Hamburg. Der Kiezclub will viel mehr sein als ein Fußballverein. Rock ’n’ Roll soll dabei helfen, seine Fanartikel und Werte in den USA zu verbreiten

ROCK ’N’ ROLL FOOTBALL schreit es dir entgegen. Schwarzer Hintergrund, weiße Schrift. Dazu der Totenkopf mit den zwei gekreuzten Knochen. FC St. Pauli – unverkennbar. Und dann ein Zitat des Nachrichtensenders CNN in englischer Sprache: „Einfach der coolste Club im Fußball?“

Was ist da los im Internet? Auf einer amerikanischen Seite? Ein deutscher Zweitligist der Randsportart Soccer? Egal. „St. Paulianer sind überall, wir passen dahin“, sagt Bernd von Geldern, „wir wollen in den USA auch in dunkler Zeit unsere Werte hochhalten.“ Ja, und dabei wenn möglich ein paar T-Shirts oder Kapuzenpullover auf der anderen Seite des Atlantiks verkaufen, will der Club auch. Quasi nebenbei. „Die Nachfrage ist da“, weiß von Geldern.
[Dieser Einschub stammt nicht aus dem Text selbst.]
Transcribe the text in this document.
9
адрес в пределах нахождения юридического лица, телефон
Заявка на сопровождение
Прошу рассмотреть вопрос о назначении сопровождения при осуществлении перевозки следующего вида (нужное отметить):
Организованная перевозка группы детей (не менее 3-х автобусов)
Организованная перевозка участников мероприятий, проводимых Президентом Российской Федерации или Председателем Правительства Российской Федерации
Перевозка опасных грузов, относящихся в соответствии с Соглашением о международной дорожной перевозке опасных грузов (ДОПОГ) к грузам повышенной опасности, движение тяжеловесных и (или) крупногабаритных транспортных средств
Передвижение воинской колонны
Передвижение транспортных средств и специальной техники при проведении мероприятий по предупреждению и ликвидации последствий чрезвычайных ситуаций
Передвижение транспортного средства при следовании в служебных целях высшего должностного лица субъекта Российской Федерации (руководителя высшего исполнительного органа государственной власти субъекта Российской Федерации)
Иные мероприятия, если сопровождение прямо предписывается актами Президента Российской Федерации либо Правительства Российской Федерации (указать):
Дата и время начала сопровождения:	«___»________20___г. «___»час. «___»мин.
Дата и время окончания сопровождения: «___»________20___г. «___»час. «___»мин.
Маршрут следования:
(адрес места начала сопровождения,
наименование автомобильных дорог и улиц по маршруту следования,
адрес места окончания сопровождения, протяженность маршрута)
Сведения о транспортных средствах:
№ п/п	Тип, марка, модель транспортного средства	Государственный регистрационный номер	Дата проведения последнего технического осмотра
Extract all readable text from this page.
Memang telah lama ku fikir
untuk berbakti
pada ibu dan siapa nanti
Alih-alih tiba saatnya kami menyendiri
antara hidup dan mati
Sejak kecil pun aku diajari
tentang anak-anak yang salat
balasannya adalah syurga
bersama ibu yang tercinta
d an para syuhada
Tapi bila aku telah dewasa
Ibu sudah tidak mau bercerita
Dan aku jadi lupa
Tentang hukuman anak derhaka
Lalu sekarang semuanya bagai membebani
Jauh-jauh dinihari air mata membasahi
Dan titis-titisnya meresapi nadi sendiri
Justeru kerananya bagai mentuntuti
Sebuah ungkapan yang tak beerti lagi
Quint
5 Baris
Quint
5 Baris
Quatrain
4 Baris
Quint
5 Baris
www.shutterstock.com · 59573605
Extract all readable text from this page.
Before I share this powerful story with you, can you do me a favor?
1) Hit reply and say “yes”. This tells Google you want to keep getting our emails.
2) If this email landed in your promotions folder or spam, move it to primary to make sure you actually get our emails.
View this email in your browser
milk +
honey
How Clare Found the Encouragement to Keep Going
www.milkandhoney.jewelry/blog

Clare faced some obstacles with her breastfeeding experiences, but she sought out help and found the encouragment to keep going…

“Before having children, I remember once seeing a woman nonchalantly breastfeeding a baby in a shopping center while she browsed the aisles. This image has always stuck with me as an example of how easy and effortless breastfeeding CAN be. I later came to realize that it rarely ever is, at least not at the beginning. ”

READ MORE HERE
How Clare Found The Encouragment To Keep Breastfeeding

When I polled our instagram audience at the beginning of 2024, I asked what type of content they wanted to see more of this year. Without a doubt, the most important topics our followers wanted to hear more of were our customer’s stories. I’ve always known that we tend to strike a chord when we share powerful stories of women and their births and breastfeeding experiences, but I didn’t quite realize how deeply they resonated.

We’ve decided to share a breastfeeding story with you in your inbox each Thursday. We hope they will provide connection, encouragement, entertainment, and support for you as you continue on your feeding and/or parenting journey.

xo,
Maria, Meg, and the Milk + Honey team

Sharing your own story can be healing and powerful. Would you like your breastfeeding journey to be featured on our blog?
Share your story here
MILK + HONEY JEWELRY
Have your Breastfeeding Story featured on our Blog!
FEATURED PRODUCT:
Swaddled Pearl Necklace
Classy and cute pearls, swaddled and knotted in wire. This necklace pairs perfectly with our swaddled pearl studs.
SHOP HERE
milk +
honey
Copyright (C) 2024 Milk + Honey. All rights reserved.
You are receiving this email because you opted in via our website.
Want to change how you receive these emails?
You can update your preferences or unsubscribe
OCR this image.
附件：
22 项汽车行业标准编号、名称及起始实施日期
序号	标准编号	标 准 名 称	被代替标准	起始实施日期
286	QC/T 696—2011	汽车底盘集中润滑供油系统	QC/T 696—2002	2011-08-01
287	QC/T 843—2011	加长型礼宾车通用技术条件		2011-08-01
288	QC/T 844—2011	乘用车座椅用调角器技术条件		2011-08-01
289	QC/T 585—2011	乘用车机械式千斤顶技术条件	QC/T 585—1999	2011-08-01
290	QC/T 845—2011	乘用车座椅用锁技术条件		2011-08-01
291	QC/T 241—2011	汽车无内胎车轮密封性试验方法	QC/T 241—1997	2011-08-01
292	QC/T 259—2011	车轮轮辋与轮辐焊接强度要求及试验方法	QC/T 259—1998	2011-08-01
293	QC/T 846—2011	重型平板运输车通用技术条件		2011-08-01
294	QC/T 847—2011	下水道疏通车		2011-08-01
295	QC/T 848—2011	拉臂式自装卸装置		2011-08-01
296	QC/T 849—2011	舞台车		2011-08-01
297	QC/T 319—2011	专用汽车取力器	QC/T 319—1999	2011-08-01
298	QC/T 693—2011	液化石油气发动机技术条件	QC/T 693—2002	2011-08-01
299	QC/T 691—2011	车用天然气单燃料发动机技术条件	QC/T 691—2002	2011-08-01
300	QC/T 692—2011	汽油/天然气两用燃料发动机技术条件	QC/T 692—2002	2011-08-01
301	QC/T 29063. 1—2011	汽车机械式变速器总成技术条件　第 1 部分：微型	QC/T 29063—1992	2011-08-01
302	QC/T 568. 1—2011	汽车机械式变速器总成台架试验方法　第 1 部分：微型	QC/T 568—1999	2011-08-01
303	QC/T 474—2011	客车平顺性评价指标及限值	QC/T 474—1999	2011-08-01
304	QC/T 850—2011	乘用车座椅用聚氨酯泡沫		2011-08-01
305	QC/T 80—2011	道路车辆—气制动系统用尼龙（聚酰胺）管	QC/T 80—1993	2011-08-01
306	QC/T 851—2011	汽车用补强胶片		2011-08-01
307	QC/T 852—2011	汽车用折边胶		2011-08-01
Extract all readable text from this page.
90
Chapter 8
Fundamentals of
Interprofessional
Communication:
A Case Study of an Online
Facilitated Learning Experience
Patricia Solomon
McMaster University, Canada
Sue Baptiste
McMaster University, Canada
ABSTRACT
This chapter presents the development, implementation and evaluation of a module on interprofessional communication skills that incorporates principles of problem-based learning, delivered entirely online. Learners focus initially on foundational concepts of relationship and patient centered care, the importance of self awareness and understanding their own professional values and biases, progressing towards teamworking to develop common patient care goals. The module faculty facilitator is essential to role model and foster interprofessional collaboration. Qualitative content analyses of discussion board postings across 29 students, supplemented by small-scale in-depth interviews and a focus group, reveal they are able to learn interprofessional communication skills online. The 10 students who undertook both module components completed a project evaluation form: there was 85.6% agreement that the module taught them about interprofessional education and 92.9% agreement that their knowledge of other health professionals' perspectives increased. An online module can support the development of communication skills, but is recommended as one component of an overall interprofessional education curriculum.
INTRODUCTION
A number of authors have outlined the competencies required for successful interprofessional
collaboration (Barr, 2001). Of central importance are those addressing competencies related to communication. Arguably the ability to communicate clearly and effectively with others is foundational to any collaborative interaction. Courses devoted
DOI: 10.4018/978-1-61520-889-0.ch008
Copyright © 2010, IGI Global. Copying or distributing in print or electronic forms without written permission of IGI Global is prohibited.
Der 50-Jährige ist seit Anfang Oktober Geschäftsführer der FC St. Pauli Merchandising GmbH & Co. KG. Das ist eine hundertprozentige Tochter des Vereins, die den spannenden Spagat hinbekommen muss zwischen ertragreichem Geschäft und Glaubwürdigkeit in einem eher kommerzkritischen Umfeld. Seit dem 1. Januar 2016 ist der Club wieder allein im Besitz seiner Marketingrechte. Für 1,26 Millionen Euro hatte er sie von der Firma Upsolut zurückerworben. Ein wichtiger Deal. „Merchandising ist ein starkes Feld der Kommunikation, wir transportieren damit auch unsere Werte.“ Das ist von Geldern wichtig und er sagt das glaubwürdig. Dass Merchandising auch eine sehr wichtige Einnahmequelle ist, ist ja auch kein Geheimnis. „Knapp unterhalb eines zweistelligen Millionenbetrages“ sei der Umsatz 2015 gewesen. Damit belegt der FC St. Pauli Rang sechs in Deutschland – alle Erstligisten mitgerechnet. Rund drei Millionen Euro mehr als Stadtrivale HSV hat St. Pauli umgesetzt. 36 Festangestellte beschäftigt die Merchandising-Gesellschaft und rund 50 Aushilfen. In diesen Tagen – auch der Weihnachtsmann mag St. Pauli – gehen pro Tag fast 600 Gabenpakete raus. „Dezember und Juli, wenn die neuen Trikots kommen, sind die umsatzstärksten Monate“, weiß von Geldern.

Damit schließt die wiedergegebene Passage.